Having memcpy in the IL is preventing SRA. There's probably no type suitable for the single load/store memcpy inlining done by gimple_fold_builtin_memory_op. We could try to fold all memcpy to aggregate char[] array assignments, at least when a decl is involved on either side with the idea to eventually elide TREE_ADDRESSABLE. But we need to make sure this doesn't pessimize RTL expansion or other code dealing with memcpy but not aggregate array copy. SRA could handle memcpy and friends transparently iff it were to locally compute its own idea of TREE_ADDRESSABLE.

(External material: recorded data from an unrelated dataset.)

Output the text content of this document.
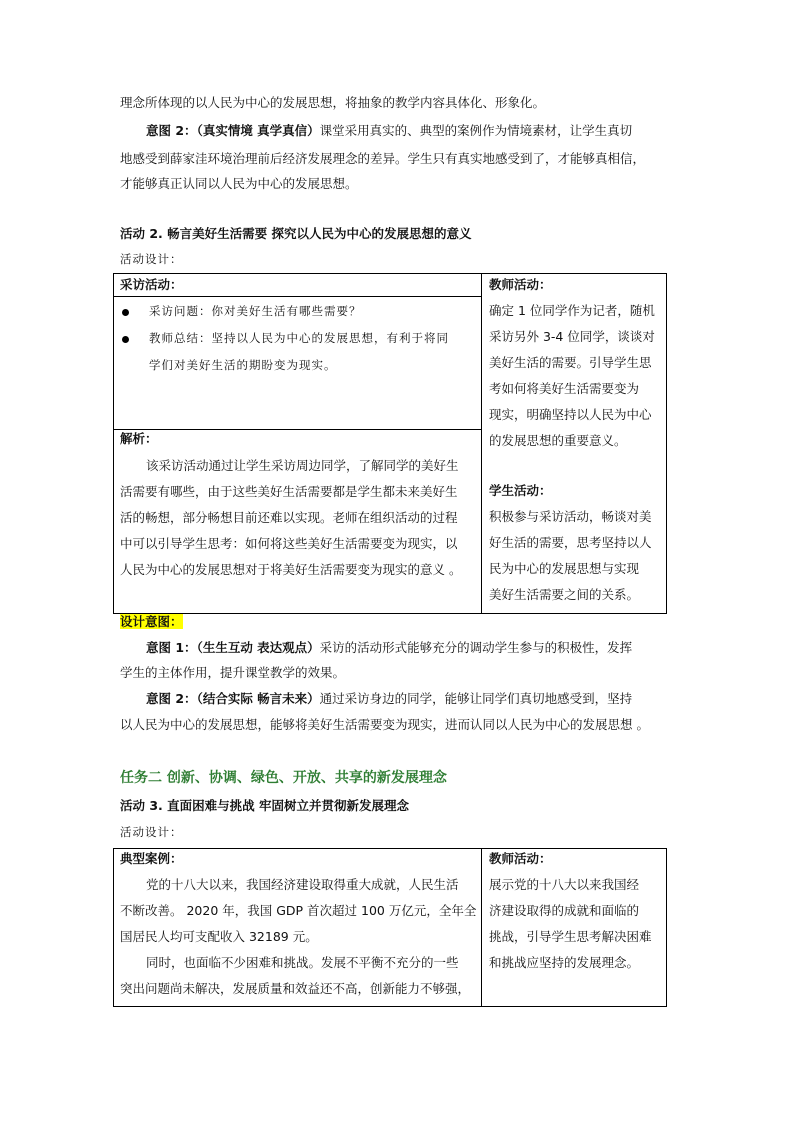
理念所体现的以人民为中心的发展思想，将抽象的教学内容具体化、形象化。

意图 2：（真实情境 真学真信）课堂采用真实的、典型的案例作为情境素材，让学生真切

地感受到薛家洼环境治理前后经济发展理念的差异。学生只有真实地感受到了，才能够真相信，

才能够真正认同以人民为中心的发展思想。

活动 2. 畅言美好生活需要 探究以人民为中心的发展思想的意义

活动设计：

采访活动：
采访问题：你对美好生活有哪些需要？
教师总结：坚持以人民为中心的发展思想，有利于将同
学们对美好生活的期盼变为现实。
解析：
该采访活动通过让学生采访周边同学，了解同学的美好生
活需要有哪些，由于这些美好生活需要都是学生都未来美好生
活的畅想，部分畅想目前还难以实现。老师在组织活动的过程
中可以引导学生思考：如何将这些美好生活需要变为现实，以
人民为中心的发展思想对于将美好生活需要变为现实的意义 。
教师活动：
确定 1 位同学作为记者，随机
采访另外 3-4 位同学，谈谈对
美好生活的需要。引导学生思
考如何将美好生活需要变为
现实，明确坚持以人民为中心
的发展思想的重要意义。
学生活动：
积极参与采访活动，畅谈对美
好生活的需要，思考坚持以人
民为中心的发展思想与实现
美好生活需要之间的关系。

设计意图：

意图 1：（生生互动 表达观点）采访的活动形式能够充分的调动学生参与的积极性，发挥

学生的主体作用，提升课堂教学的效果。

意图 2：（结合实际 畅言未来）通过采访身边的同学，能够让同学们真切地感受到，坚持

以人民为中心的发展思想，能够将美好生活需要变为现实，进而认同以人民为中心的发展思想 。

任务二 创新、协调、绿色、开放、共享的新发展理念

活动 3. 直面困难与挑战 牢固树立并贯彻新发展理念

活动设计：

典型案例：
党的十八大以来，我国经济建设取得重大成就，人民生活
不断改善。 2020 年，我国 GDP 首次超过 100 万亿元，全年全
国居民人均可支配收入 32189 元。
同时，也面临不少困难和挑战。发展不平衡不充分的一些
突出问题尚未解决，发展质量和效益还不高，创新能力不够强，
教师活动：
展示党的十八大以来我国经
济建设取得的成就和面临的
挑战，引导学生思考解决困难
和挑战应坚持的发展理念。
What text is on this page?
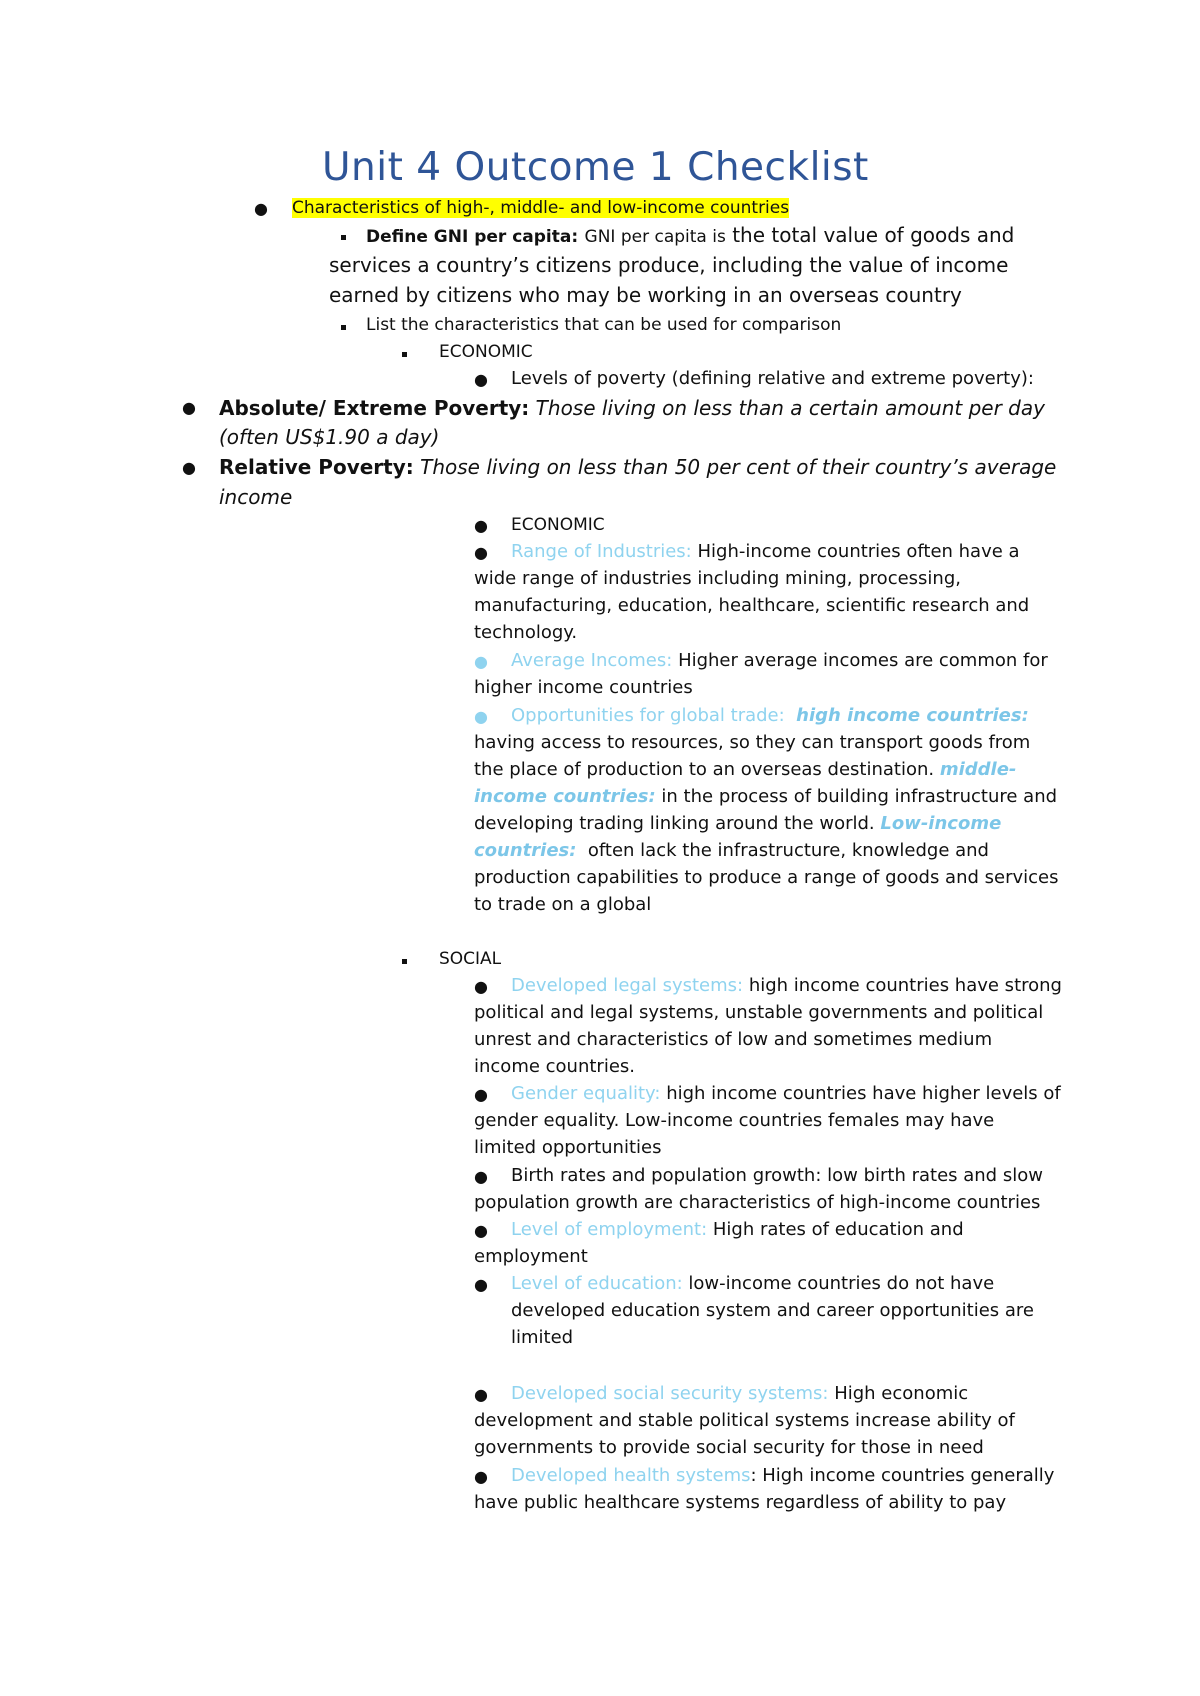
Unit 4 Outcome 1 Checklist
● Characteristics of high-, middle- and low-income countries
Define GNI per capita: GNI per capita is the total value of goods and
services a country’s citizens produce, including the value of income
earned by citizens who may be working in an overseas country
List the characteristics that can be used for comparison
ECONOMIC
● Levels of poverty (defining relative and extreme poverty):
● Absolute/ Extreme Poverty: Those living on less than a certain amount per day
(often US$1.90 a day)
● Relative Poverty: Those living on less than 50 per cent of their country’s average
income
● ECONOMIC
● Range of Industries: High-income countries often have a
wide range of industries including mining, processing,
manufacturing, education, healthcare, scientific research and
technology.
● Average Incomes: Higher average incomes are common for
higher income countries
● Opportunities for global trade: high income countries:
having access to resources, so they can transport goods from
the place of production to an overseas destination. middle-
income countries: in the process of building infrastructure and
developing trading linking around the world. Low-income
countries: often lack the infrastructure, knowledge and
production capabilities to produce a range of goods and services
to trade on a global
SOCIAL
● Developed legal systems: high income countries have strong
political and legal systems, unstable governments and political
unrest and characteristics of low and sometimes medium
income countries.
● Gender equality: high income countries have higher levels of
gender equality. Low-income countries females may have
limited opportunities
● Birth rates and population growth: low birth rates and slow
population growth are characteristics of high-income countries
● Level of employment: High rates of education and
employment
● Level of education: low-income countries do not have
developed education system and career opportunities are
limited
● Developed social security systems: High economic
development and stable political systems increase ability of
governments to provide social security for those in need
● Developed health systems: High income countries generally
have public healthcare systems regardless of ability to pay
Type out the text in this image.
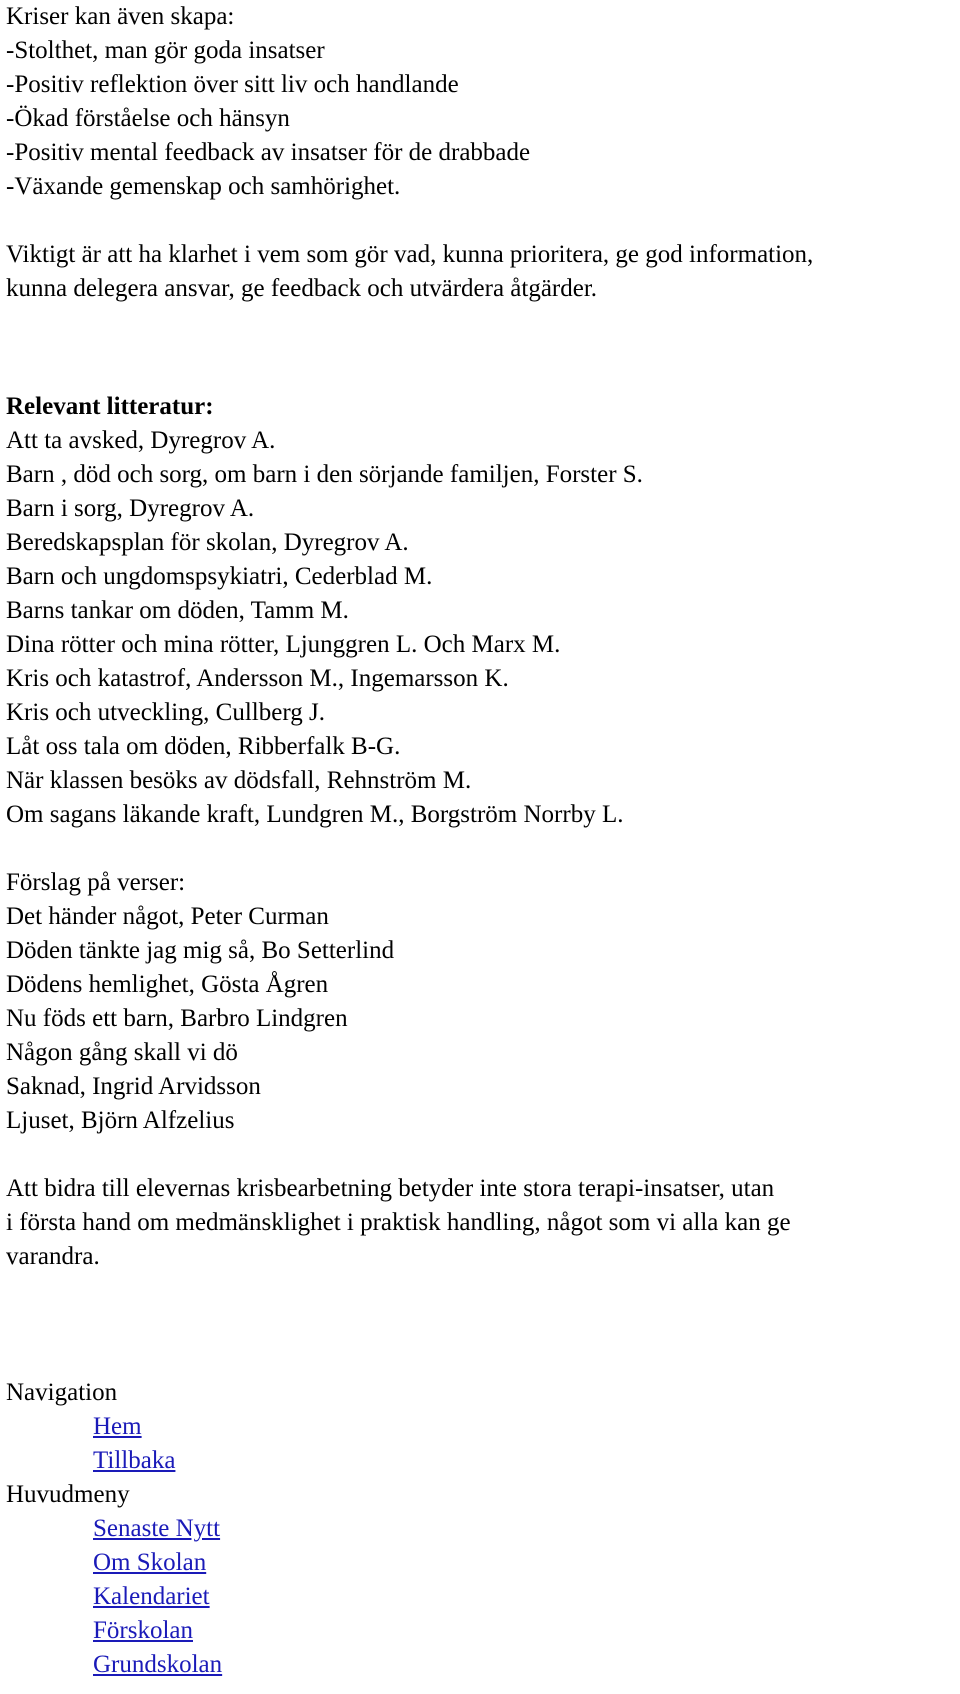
Kriser kan även skapa:
-Stolthet, man gör goda insatser
-Positiv reflektion över sitt liv och handlande
-Ökad förståelse och hänsyn
-Positiv mental feedback av insatser för de drabbade
-Växande gemenskap och samhörighet.
Viktigt är att ha klarhet i vem som gör vad, kunna prioritera, ge god information,
kunna delegera ansvar, ge feedback och utvärdera åtgärder.
Relevant litteratur:
Att ta avsked, Dyregrov A.
Barn , död och sorg, om barn i den sörjande familjen, Forster S.
Barn i sorg, Dyregrov A.
Beredskapsplan för skolan, Dyregrov A.
Barn och ungdomspsykiatri, Cederblad M.
Barns tankar om döden, Tamm M.
Dina rötter och mina rötter, Ljunggren L. Och Marx M.
Kris och katastrof, Andersson M., Ingemarsson K.
Kris och utveckling, Cullberg J.
Låt oss tala om döden, Ribberfalk B-G.
När klassen besöks av dödsfall, Rehnström M.
Om sagans läkande kraft, Lundgren M., Borgström Norrby L.
Förslag på verser:
Det händer något, Peter Curman
Döden tänkte jag mig så, Bo Setterlind
Dödens hemlighet, Gösta Ågren
Nu föds ett barn, Barbro Lindgren
Någon gång skall vi dö
Saknad, Ingrid Arvidsson
Ljuset, Björn Alfzelius
Att bidra till elevernas krisbearbetning betyder inte stora terapi-insatser, utan
i första hand om medmänsklighet i praktisk handling, något som vi alla kan ge
varandra.
Navigation
Hem
Tillbaka
Huvudmeny
Senaste Nytt
Om Skolan
Kalendariet
Förskolan
Grundskolan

(In reply to Andrew Pinski from comment #1) > It is a slight regression from GCC 14 though. > > Which produced: > ``` > foo: > ldr q31, [x0, 32] > sub sp, sp, #128 > add sp, sp, 128 > dup d0, v31.d[1] > add v0.4h, v0.4h, v31.4h > ret > ``` > > But that is only because vget_low_s16/vget_high_s16 didn't expand to using > BIT_FIELD_REF before. > That's a good point, lowering it in RTL as we did before prevented the subreg inlining so reload didn't have to spill. I wonder if instead of using BIT_FIELD_REF we should instead use VEC_PERM_EXPR + VIEW_CONVERT. This would get us the right rotate again and recover the regression. We'd still need SRA for optimal codegen though without the stack allocations. (In reply to Richard Biener from comment #3) > Having memcpy in the IL is preventing SRA. There's probably no type > suitable for the single load/store memcpy inlining done by > gimple_fold_builtin_memory_op. > Yeah the original loop doesn't have memcpy but it's being idiom recognized. > We could try to fold all memcpy to aggregate char[] array assignments, > at least when a decl is involved on either side with the idea to > eventually elide TREE_ADDRESSABLE. But we need to make sure this > doesn't pessimize RTL expansion or other code dealing with memcpy but > not aggregate array copy. > > SRA could handle memcpy and friends transparently iff it were to locally > compute its own idea of TREE_ADDRESSABLE. I suppose the second option is better in general? does SRA have the same issue with memset? Would it be possible to get a rough sketch of what this would entail?
(In reply to Tamar Christina from comment #4) > (In reply to Andrew Pinski from comment #1) > > It is a slight regression from GCC 14 though. > > > > Which produced: > > ``` > > foo: > > ldr q31, [x0, 32] > > sub sp, sp, #128 > > add sp, sp, 128 > > dup d0, v31.d[1] > > add v0.4h, v0.4h, v31.4h > > ret > > ``` > > > > But that is only because vget_low_s16/vget_high_s16 didn't expand to using > > BIT_FIELD_REF before. > > > > That's a good point, lowering it in RTL as we did before prevented the > subreg inlining so reload didn't have to spill. > > I wonder if instead of using BIT_FIELD_REF we should instead use > VEC_PERM_EXPR + VIEW_CONVERT. This would get us the right rotate again and > recover the regression. > > We'd still need SRA for optimal codegen though without the stack allocations. > > > (In reply to Richard Biener from comment #3) > > Having memcpy in the IL is preventing SRA. There's probably no type > > suitable for the single load/store memcpy inlining done by > > gimple_fold_builtin_memory_op. > > > > Yeah the original loop doesn't have memcpy but it's being idiom recognized. > > > We could try to fold all memcpy to aggregate char[] array assignments, > > at least when a decl is involved on either side with the idea to > > eventually elide TREE_ADDRESSABLE. But we need to make sure this > > doesn't pessimize RTL expansion or other code dealing with memcpy but > > not aggregate array copy. > > > > SRA could handle memcpy and friends transparently iff it were to locally > > compute its own idea of TREE_ADDRESSABLE. > > I suppose the second option is better in general? does SRA have the same > issue with memset? Would it be possible to get a rough sketch of what this > would entail? Yes, same with memset. memset can be replaced with aggregate init from {}. SRA really wants to see whether all accesses to a decl are "direct" and its address does not escape. TREE_ADDRESSABLE is a conservative approximation here and works for early disqualifying of candidates. SRA already walks all stmts, it could instead update the disqualified bitmap using gimple_ior_addresses_taken, like execute_update_addresses_taken does, and explicitly handle memset and memcpy - it needs to explicitly handle those calls during stmt rewriting and access analysis as well then, of course.